A misunderstanding of what does and does not constitute a public building in terms of fire safety code could be slowing down Vermont’s approval process for adult use cannabis licenses.
“I mentioned a few times that fire safety needs to talk to every prospective licensee,” said Cannabis Control Board Chair James Pepper during the board’s May 23 meeting. “If your operation is not within their jurisdiction they’ll issue you a letter to that effect, but we want to see that letter. If you are within their jurisdiction they will work with you.”
As part of the state’s license approval process, all applicants must submit either a certificate of occupancy or a letter stating that the applicant’s property is exempt from oversight from the Department of Public Safety’s Division of Fire Safety.
During the May 31 meeting of the CCB, the board invited Landon Wheeler, regional manager for the Department of Public Safety’s Fire Safety Division to explain what prospective cannabis operators must do amid a large number of applications that remain incomplete due, in part, to fire safety concerns.
“Two hundred and twenty-six applications have come through our door and every single one of them has to go through you,” Pepper said to Wheeler.
The CCB has been able to approve about a dozen license applications, including the seven that were approved on May 31.
All properties that are not deemed as “public buildings” are exempt. That problem is that the state defines “public buildings” as all properties excluding owner-occupied single-family homes, daycares, and working farms.
“If you rent a property in any capacity, it’s a public building,” said Wheeler. “If you have two or more employees, you’re a public building.”
Wheeler also said that there the state specifically scrutinizes whether or not fire safety codes apply because the largest numbers of fires in Vermont come from non-public properties.
“That’s where we have the most amount of fires and unfortunately the most amount of fatalities,” he said. “Bringing in grow lights, dehumidifiers and wrapping walls with plastic are all concerning to the Division of Fire Safety.”
Any property that has to be refitted or renovated for it to function as a cannabis facility will have to go through the construction approval process and complete the work before its owner can apply for a cannabis license.
“The Cannabis Control Board will not process your license until you have some documentation from us. If you are not a public building, that documentation will be a letter from me,” said Wheeler. “If you are a public building and you are going to have a construction permit and inspections, the documentation you want to submit to the Cannabis Control Board is a certificate of occupancy or use, which you do not get until after any work is completed.”

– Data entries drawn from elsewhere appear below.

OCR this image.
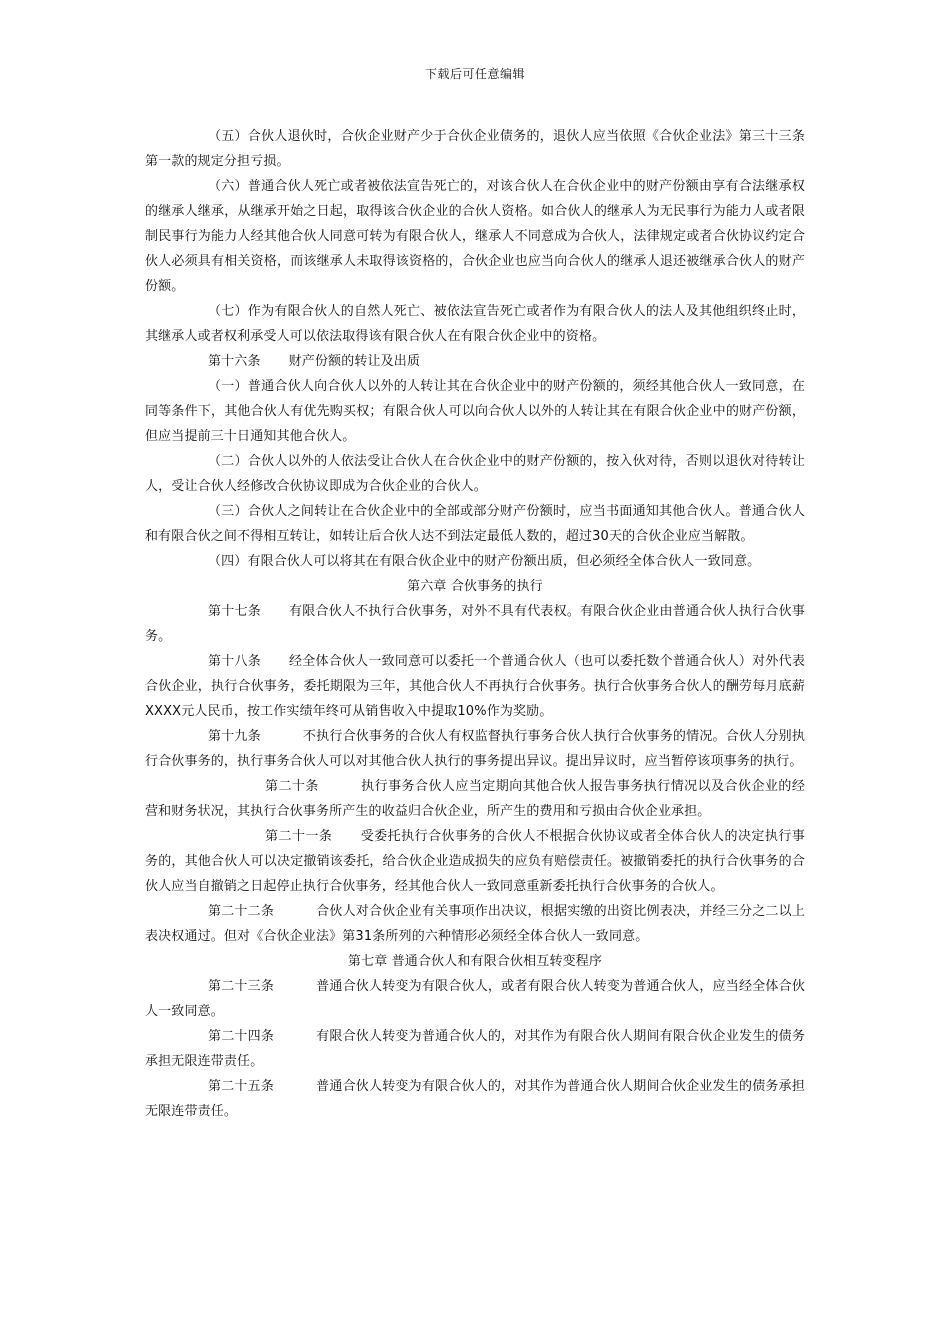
下载后可任意编辑

（五）合伙人退伙时，合伙企业财产少于合伙企业债务的，退伙人应当依照《合伙企业法》第三十三条第一款的规定分担亏损。

（六）普通合伙人死亡或者被依法宣告死亡的，对该合伙人在合伙企业中的财产份额由享有合法继承权的继承人继承，从继承开始之日起，取得该合伙企业的合伙人资格。如合伙人的继承人为无民事行为能力人或者限制民事行为能力人经其他合伙人同意可转为有限合伙人，继承人不同意成为合伙人，法律规定或者合伙协议约定合伙人必须具有相关资格，而该继承人未取得该资格的，合伙企业也应当向合伙人的继承人退还被继承合伙人的财产份额。

（七）作为有限合伙人的自然人死亡、被依法宣告死亡或者作为有限合伙人的法人及其他组织终止时，其继承人或者权利承受人可以依法取得该有限合伙人在有限合伙企业中的资格。

第十六条 财产份额的转让及出质

（一）普通合伙人向合伙人以外的人转让其在合伙企业中的财产份额的，须经其他合伙人一致同意，在同等条件下，其他合伙人有优先购买权；有限合伙人可以向合伙人以外的人转让其在有限合伙企业中的财产份额，但应当提前三十日通知其他合伙人。

（二）合伙人以外的人依法受让合伙人在合伙企业中的财产份额的，按入伙对待，否则以退伙对待转让人，受让合伙人经修改合伙协议即成为合伙企业的合伙人。

（三）合伙人之间转让在合伙企业中的全部或部分财产份额时，应当书面通知其他合伙人。普通合伙人和有限合伙之间不得相互转让，如转让后合伙人达不到法定最低人数的，超过30天的合伙企业应当解散。

（四）有限合伙人可以将其在有限合伙企业中的财产份额出质，但必须经全体合伙人一致同意。

第六章 合伙事务的执行

第十七条 有限合伙人不执行合伙事务，对外不具有代表权。有限合伙企业由普通合伙人执行合伙事务。

第十八条 经全体合伙人一致同意可以委托一个普通合伙人（也可以委托数个普通合伙人）对外代表合伙企业，执行合伙事务，委托期限为三年，其他合伙人不再执行合伙事务。执行合伙事务合伙人的酬劳每月底薪　XXXX元人民币，按工作实绩年终可从销售收入中提取10%作为奖励。

第十九条	不执行合伙事务的合伙人有权监督执行事务合伙人执行合伙事务的情况。合伙人分别执行合伙事务的，执行事务合伙人可以对其他合伙人执行的事务提出异议。提出异议时，应当暂停该项事务的执行。

第二十条	执行事务合伙人应当定期向其他合伙人报告事务执行情况以及合伙企业的经营和财务状况，其执行合伙事务所产生的收益归合伙企业，所产生的费用和亏损由合伙企业承担。

第二十一条 受委托执行合伙事务的合伙人不根据合伙协议或者全体合伙人的决定执行事务的，其他合伙人可以决定撤销该委托，给合伙企业造成损失的应负有赔偿责任。被撤销委托的执行合伙事务的合伙人应当自撤销之日起停止执行合伙事务，经其他合伙人一致同意重新委托执行合伙事务的合伙人。

第二十二条	合伙人对合伙企业有关事项作出决议，根据实缴的出资比例表决，并经三分之二以上表决权通过。但对《合伙企业法》第31条所列的六种情形必须经全体合伙人一致同意。

第七章 普通合伙人和有限合伙相互转变程序

第二十三条	普通合伙人转变为有限合伙人，或者有限合伙人转变为普通合伙人，应当经全体合伙人一致同意。

第二十四条	有限合伙人转变为普通合伙人的，对其作为有限合伙人期间有限合伙企业发生的债务承担无限连带责任。

第二十五条	普通合伙人转变为有限合伙人的，对其作为普通合伙人期间合伙企业发生的债务承担无限连带责任。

Wheeler also noted that it was possible for applicants to receive a temporary certificate of occupancy in the event that they are planning to get multiple types of cannabis licenses for a single property, such as if they want to grow indoors and then also process some of the cannabis into concentrates.
“If you had a large grow operation, and you had an ancillary facility in the building, but you wanted to get your grow up and going, we would work with that individual to get occupancy for each of those phases,” he said.